Ambler is know and admired for his attention to detail but in this novel almost goes too far. While the PAF that Ghaled leads is fictional, the reader is told a great deal about genuine Palestinian groups and their leaders from 1948 up to the 1970s. In addition as Howell is drawn in there is a lot of technical discussions around everything from metallurgy and ceramics, through triggers for bombs, to diesel engines and coastal navigation. I accept he had to inform the readers but at times in contrast to those other earlier novels, in this case this detail means the actual drama is lost sight of. There are a couple of other challenges. Not everything is shown from the perspective of Howell, at times we see from the viewpoint of a journalist. Lewis Prescott, writing at a time after the main story and in one chapter from the angle of Teresa Malandra, Howell's Italian assistant. This all rather takes some of the tension off.

 Perhaps the strength of this novel is Howell squirming in the face of a range of nasty or at least obstreperous characters, in addition to Ghaled, there is a Syrian secret police colonel, a Syrian government minister, an uncooperative Mossad agent and various stroppy staff in theory employed by Howell, but very much men (it is a very male dominated novel) of their own mind. This combined with the technical detail does make it very heavy going.

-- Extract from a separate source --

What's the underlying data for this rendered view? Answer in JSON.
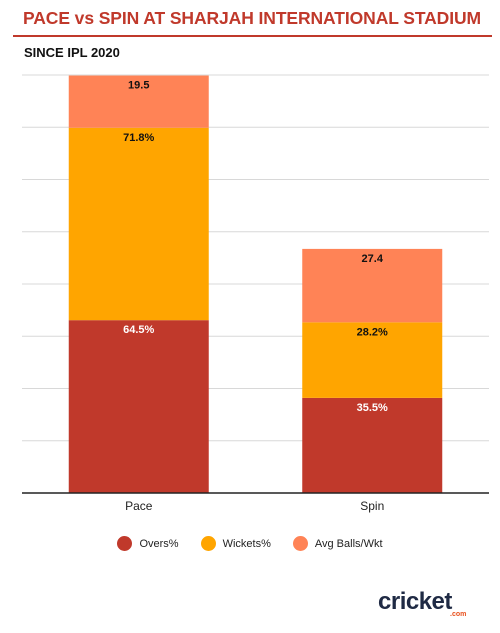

While like Ambler's other books it provides a fictionalised feel for the time and actual people and events, in this one things go rather too far and at times despite being fiction it is more like a non-fiction book or magazine article from the time.


Non-Fiction

'The Robert Hall Diaries, 1947-1953' ed. by [Sir] Alec Cairncross

These are the edited first volume of the diaries of Robert Hall who was head of the Economic Section in this time period and then was Economic Adviser to the government until 1961. It looks at very difficult times for Britain following the Second World War, dealing with a lack of dollars, forced convertibility, the compelled collaboration with European partners, deciding what to do with the Sterling Area in this context and then the impact of the Korean War. There is a lot of repetition as there are repeated meetings with officials and ministers to tackle the various economic problems. Perhaps most fascinating is Hall's views on those people around him. He was a big fan of Sir Stafford Cripps (Chancellor of the Exchequer, 1947-50) and tended to see his successors as much lesser men. He does not hold back on his criticisms of Wilson, Gaitskell and Butler. He also gripes about much staff who are not well known, rating their capabilities and vanities. His relationship with Edwin Plowden, Chief Planning Officer, 1947-53 (who I met in the 1990s) was very productive despite Plowden's growing lack of confidence.

The heading off of 'Robot' the plan to make the pound convertible again in the 1950s following the grim previous attempt in 1947 and the backsliding from the Americans who promised aid to help Britain be involved with the Korean War provide interesting insight. Most striking however is somewhere beyond halfway through when Hall suddenly realises what power he actually wields and he revels in the fact that his words with ministers have really shaped British economic policy and saved it from the harm that Robot and some other reckless policies some ministers favoured, had been implemented. Though from a different era it does provide an interesting context in which to consider the power of civil servants in a democracy.